Right,
So I managed to get that working, though I am not sure if that's the proper
way of doing this or more of a hack.

So again, I want to use pollEnrich() to fetch a specific file from S3. If a
file doesn't exist then I want to pass a null message down the route. To
simplify things let's say that for ANY error that happens during poll I
want to retry 3 times (with some backoff between) and then give up and pass
null. I DON"T want to use the timeout, as it seems brittle as I explained
in my previous email

The problem with that is that it seems that by default if there's an error
while polling, pollEnrich() will try again and again indefinitely. Bummer.

Taariq suggested using a custom pollStrategy to achieve correct handling of
that scenario. PollingConsumerPollStrategy has 3 methods, of which the
"boolean rollback(Consumer, Endpoint, int, Exception)" is of interest here
as it's the one called when en error happen during poll. The method is
supposed to return 'true' if you want to retry or 'false' otherwise. But
here's the confusing thing. The DefaultPollingConsumerPollStrategy that's
used if you don't define one always returns false and yet the polling
doesn't stop when error happens.

Fine, so after digging into the code here's what I discovered:

pollEnrich() in Java DSL will create PollEnricher in the route which among
other types, implements Processor. PollEnricher in its process() method
resolves a Consumer to which it will delegate using one of
receive()/receiveNoWait()/receive(timeout) methods depending whether a
timeout has been set or not. In my case I am not setting timeout so the
method it will delegate to is Consumer.receive().

At runtime that Consumer is an instance of EventDrivenPollingConsumer that
in turn delegates to the S3Consumer (which is an implementation of
ScheduledBatchPollingConsumer). The receive() method of the
EventDrivenPollingConsumer implementation will BLOCK until there's an
Exchange on it's internal queue. A place where an Exchange is put on that
queue is on the Consumer's process() method, because
EventDrivenPollingConsumer is itself a Processor.

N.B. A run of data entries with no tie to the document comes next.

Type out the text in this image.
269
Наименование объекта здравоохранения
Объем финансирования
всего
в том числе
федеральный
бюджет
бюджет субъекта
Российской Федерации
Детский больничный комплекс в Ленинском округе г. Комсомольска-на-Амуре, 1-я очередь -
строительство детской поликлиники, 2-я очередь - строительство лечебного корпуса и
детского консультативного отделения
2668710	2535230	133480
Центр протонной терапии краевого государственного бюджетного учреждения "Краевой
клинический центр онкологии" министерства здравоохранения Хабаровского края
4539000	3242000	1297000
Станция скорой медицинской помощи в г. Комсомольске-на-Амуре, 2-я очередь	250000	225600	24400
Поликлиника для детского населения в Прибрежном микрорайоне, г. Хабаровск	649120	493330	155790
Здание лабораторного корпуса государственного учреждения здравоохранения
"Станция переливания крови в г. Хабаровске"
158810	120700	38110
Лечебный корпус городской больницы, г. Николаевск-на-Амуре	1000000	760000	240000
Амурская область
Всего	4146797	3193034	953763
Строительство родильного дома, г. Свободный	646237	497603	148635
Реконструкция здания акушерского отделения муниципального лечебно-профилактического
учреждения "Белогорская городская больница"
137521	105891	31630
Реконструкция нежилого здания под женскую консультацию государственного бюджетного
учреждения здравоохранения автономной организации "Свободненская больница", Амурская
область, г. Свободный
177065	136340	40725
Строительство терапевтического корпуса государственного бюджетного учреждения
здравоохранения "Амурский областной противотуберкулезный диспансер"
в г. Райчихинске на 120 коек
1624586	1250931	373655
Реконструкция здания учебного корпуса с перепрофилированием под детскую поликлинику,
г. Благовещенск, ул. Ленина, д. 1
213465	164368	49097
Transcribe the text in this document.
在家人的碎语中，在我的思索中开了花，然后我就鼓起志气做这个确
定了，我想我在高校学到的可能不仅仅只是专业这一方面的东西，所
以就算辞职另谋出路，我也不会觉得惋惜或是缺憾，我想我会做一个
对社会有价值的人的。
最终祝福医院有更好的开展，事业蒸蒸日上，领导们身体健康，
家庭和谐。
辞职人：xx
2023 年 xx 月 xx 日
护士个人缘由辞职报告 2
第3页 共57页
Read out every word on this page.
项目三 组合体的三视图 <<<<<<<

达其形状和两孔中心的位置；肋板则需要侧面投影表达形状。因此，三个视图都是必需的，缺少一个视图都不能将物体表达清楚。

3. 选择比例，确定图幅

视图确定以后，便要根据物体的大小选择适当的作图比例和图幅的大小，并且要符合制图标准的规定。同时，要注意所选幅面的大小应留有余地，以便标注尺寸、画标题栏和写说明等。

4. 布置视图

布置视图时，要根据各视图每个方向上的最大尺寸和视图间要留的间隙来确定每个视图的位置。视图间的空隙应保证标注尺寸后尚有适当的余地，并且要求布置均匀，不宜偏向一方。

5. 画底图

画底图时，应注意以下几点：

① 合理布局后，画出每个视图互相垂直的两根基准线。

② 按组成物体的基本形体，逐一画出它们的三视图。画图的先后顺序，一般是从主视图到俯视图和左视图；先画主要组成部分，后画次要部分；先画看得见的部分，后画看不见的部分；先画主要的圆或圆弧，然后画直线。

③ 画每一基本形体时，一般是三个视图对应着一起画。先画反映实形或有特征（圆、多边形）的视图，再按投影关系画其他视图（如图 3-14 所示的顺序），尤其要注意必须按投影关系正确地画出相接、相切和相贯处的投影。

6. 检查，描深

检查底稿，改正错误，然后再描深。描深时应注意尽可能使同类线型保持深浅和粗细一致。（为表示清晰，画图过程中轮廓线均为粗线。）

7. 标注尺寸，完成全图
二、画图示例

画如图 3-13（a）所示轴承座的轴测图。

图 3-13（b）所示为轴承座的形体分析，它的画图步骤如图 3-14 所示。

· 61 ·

So here what happens if polling yields some result (omitting arguments of
the methods for brevity).

PollEnricher.process()
     EventDrivenPollingConsumer.start()
     EventDrivenPollingConsumer.receive()
     ScheduledPollConsumer,doStart() //this will effectively schedule the
polling on the S3Consumer in a separate thread
     BlockingQueue.take() //this will block this thread until there's an
Exchange on the queue


So now the question is how does that polled exchange ending up on
EventDrivenPollingConsumer's queue so that it can unblock and carry on.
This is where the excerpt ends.